The campaign finance reform community criticized the Club for Growth’s request late last year, writing that “the statute is abundantly clear” and that “the commission has no basis upon which to conclude otherwise” on the rigid language required in radio and television spots.

“Not only did Congress establish general disclaimer requirement for all political committee communications, but Congress took special care to explicitly require an additional spoken disclaimer for political committee television and radio ads, like those the Club intends to run,” Democracy 21 Executive Director Fred Wertheimer and Campaign Legal Center Executive Director Gerry Hebert wrote to the agency. “The Supreme Court has upheld these statutory requirements as constitutional … the clarity of the statute leaves no doubt.”

Right after the closing gavel at Monday’s meeting, the Campaign Legal Center — which routinely asks lawmakers to scrap the FEC — applauded the agency’s unanimous rejection of the Club for Growth’s request. Even more, writing on the group’s blog after the decision, FEC Program Director Paul Ryan also appeared to give new Chairman McGahn, whose nomination his group opposed, a nod of approval for setting aside his First Amendment concerns with the law.

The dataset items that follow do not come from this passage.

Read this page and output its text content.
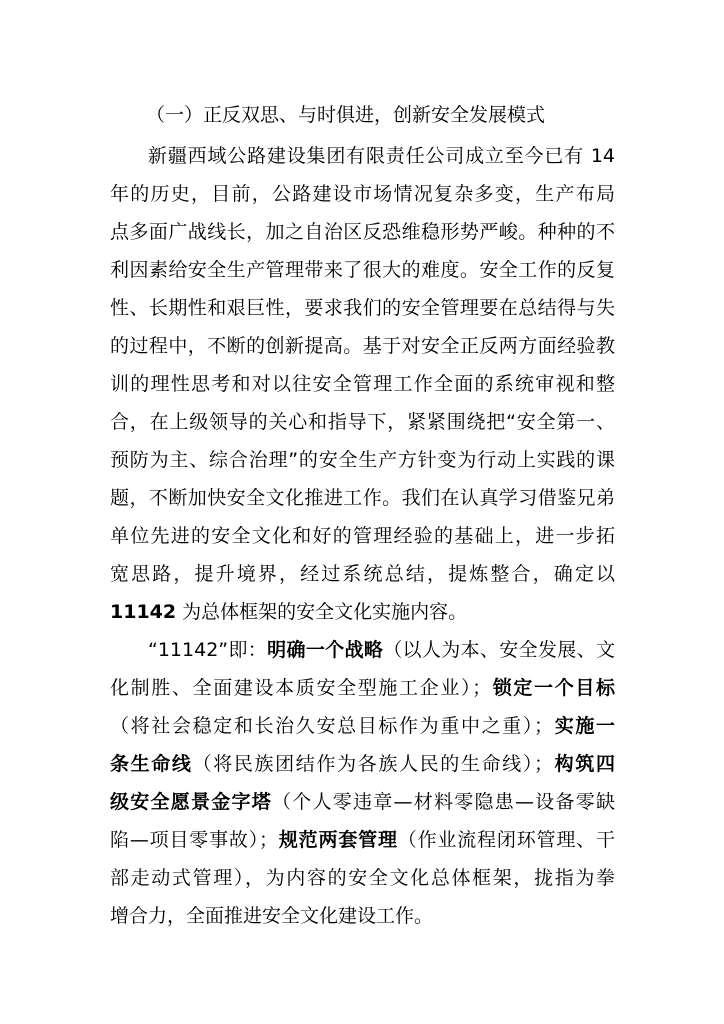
（一）正反双思、与时俱进，创新安全发展模式

新疆西域公路建设集团有限责任公司成立至今已有 14
年的历史，目前，公路建设市场情况复杂多变，生产布局
点多面广战线长，加之自治区反恐维稳形势严峻。种种的不
利因素给安全生产管理带来了很大的难度。安全工作的反复
性、长期性和艰巨性，要求我们的安全管理要在总结得与失
的过程中，不断的创新提高。基于对安全正反两方面经验教
训的理性思考和对以往安全管理工作全面的系统审视和整
合，在上级领导的关心和指导下，紧紧围绕把“安全第一、
预防为主、综合治理”的安全生产方针变为行动上实践的课
题，不断加快安全文化推进工作。我们在认真学习借鉴兄弟
单位先进的安全文化和好的管理经验的基础上，进一步拓
宽思路，提升境界，经过系统总结，提炼整合，确定以
11142 为总体框架的安全文化实施内容。
“11142”即：明确一个战略（以人为本、安全发展、文
化制胜、全面建设本质安全型施工企业）；锁定一个目标
（将社会稳定和长治久安总目标作为重中之重）；实施一
条生命线（将民族团结作为各族人民的生命线）；构筑四
级安全愿景金字塔（个人零违章—材料零隐患—设备零缺
陷—项目零事故）；规范两套管理（作业流程闭环管理、干
部走动式管理），为内容的安全文化总体框架，拢指为拳
增合力，全面推进安全文化建设工作。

“The Commission today correctly rejected this argument, noting the abundant clarity of the governing statute, which, on its face, encompasses all broadcast ads,” Ryan wrote Monday. “Although Chairman McGahn, for example, noted that he would prefer a different policy result for Club for Growth PAC’s request, federal statute mandates the application of the disclaimer requirements and the Commission is duty bound to apply and enforce the statute.”

The Center for Competitive Politics, a libertarian campaign finance group, denounced Monday’s ruling, arguing that it “simply raises the cost of advertising.”

“The redundant ‘stand by your ad’ requirements needlessly reduce the amount of time that citizen groups can spend communicating with their fellow citizens,” Center for Competitive Politics President Sean Parnell said in a statement on Monday. “Instead of substantive political messages like ‘no taxation without representation,’ citizens are left to hear that the organization paying for the ad, in fact, approves of it.”

The commission on Monday also ruled 5-1 that the law firm Holland & Knight LLP, a partnership, must adhere to federal contribution limits and not underwrite more than $5,000 in administration costs for its PAC.